There are still some scattered mechanical, repair, and garment manufacturing facilities within the ward.

== Society ==

=== Education ===
Schools in the ward include Vinh Hung Primary and Secondary School, Thanh Trì Primary and Secondary School, Vĩnh Tuy Primary and Secondary School, and Lĩnh Nam Primary and Secondary School.

Higher education institutions include Hanoi Open University and Hanoi University of Business and Technology.

== Culture ==
Vĩnh Hưng has a pagoda, Đông Thiên Pagoda, which was recognized as a National Historical Monument in 1990.
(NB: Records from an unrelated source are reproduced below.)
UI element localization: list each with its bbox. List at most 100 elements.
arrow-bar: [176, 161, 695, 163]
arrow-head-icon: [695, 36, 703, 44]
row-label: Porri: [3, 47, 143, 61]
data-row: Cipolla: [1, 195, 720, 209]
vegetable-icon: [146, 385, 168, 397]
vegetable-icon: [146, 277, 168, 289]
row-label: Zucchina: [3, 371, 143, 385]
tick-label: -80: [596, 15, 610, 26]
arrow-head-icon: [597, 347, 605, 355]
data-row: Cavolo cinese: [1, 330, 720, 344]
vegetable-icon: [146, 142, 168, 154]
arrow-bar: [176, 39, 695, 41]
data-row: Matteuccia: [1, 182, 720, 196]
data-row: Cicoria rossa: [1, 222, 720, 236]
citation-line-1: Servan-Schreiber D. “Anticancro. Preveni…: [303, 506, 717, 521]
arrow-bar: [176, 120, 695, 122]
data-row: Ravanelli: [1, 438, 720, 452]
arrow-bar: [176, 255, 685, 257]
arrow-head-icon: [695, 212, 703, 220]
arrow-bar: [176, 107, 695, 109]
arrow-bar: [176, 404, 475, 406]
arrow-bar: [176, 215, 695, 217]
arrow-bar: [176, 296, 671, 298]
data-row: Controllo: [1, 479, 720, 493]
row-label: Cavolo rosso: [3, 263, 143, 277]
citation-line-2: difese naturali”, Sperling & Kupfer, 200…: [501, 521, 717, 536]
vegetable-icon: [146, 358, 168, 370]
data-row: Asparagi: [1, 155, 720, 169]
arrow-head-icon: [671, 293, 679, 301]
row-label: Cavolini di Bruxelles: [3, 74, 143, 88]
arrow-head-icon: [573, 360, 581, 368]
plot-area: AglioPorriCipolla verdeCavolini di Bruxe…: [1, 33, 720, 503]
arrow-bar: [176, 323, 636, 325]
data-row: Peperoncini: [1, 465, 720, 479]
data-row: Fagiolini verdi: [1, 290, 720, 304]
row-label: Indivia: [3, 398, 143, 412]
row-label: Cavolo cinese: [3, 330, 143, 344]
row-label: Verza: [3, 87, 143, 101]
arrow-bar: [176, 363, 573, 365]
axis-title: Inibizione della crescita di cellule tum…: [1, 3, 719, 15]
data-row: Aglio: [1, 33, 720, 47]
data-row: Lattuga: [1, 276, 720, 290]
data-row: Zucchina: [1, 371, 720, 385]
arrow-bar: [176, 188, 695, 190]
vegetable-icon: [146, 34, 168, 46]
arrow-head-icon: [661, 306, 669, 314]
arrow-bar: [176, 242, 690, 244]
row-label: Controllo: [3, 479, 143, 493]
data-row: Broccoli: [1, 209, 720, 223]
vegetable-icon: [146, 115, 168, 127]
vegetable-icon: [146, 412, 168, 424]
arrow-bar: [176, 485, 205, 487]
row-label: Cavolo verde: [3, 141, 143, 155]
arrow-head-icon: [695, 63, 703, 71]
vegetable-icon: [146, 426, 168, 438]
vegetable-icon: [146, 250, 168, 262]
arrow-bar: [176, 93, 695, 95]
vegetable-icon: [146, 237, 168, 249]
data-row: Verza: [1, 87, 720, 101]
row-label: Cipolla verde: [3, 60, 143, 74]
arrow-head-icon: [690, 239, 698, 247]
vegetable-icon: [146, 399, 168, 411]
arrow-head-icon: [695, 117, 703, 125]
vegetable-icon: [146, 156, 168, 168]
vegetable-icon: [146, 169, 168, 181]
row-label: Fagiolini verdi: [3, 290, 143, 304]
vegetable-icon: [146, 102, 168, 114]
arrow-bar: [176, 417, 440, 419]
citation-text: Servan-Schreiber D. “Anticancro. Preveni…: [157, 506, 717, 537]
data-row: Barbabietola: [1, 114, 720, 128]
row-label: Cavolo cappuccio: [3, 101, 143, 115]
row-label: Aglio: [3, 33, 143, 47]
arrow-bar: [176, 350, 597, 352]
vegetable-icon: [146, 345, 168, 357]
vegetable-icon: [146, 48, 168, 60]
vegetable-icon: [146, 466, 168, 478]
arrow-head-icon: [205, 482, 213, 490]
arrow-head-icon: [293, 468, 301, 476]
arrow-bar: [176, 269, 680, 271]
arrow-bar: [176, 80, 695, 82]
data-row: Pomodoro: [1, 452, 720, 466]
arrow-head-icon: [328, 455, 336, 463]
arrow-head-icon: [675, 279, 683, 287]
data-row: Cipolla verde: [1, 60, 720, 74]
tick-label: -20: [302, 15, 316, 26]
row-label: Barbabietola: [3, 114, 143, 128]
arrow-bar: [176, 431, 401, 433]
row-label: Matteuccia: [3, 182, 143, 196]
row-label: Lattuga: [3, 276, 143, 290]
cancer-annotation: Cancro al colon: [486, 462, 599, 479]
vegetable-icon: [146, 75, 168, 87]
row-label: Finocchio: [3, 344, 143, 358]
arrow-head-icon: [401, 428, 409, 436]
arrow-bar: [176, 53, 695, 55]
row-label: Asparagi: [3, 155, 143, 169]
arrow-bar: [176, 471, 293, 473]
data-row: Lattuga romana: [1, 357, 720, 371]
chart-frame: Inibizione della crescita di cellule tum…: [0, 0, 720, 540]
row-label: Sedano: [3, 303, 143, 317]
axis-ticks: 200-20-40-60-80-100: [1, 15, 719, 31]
The ward organizes a traditional village festival from 30 February to 2 February in the lunar calendar, associated with the worship of Thánh Nha Cát Đại Vương - the village's tutelary deity. The festival includes processions and traditional ceremonies. In addition, there are folk games such as chess, chicken fighting, carousel, pot smashing, and Quan họ singing, as well as performances of excerpts from Chèo opera.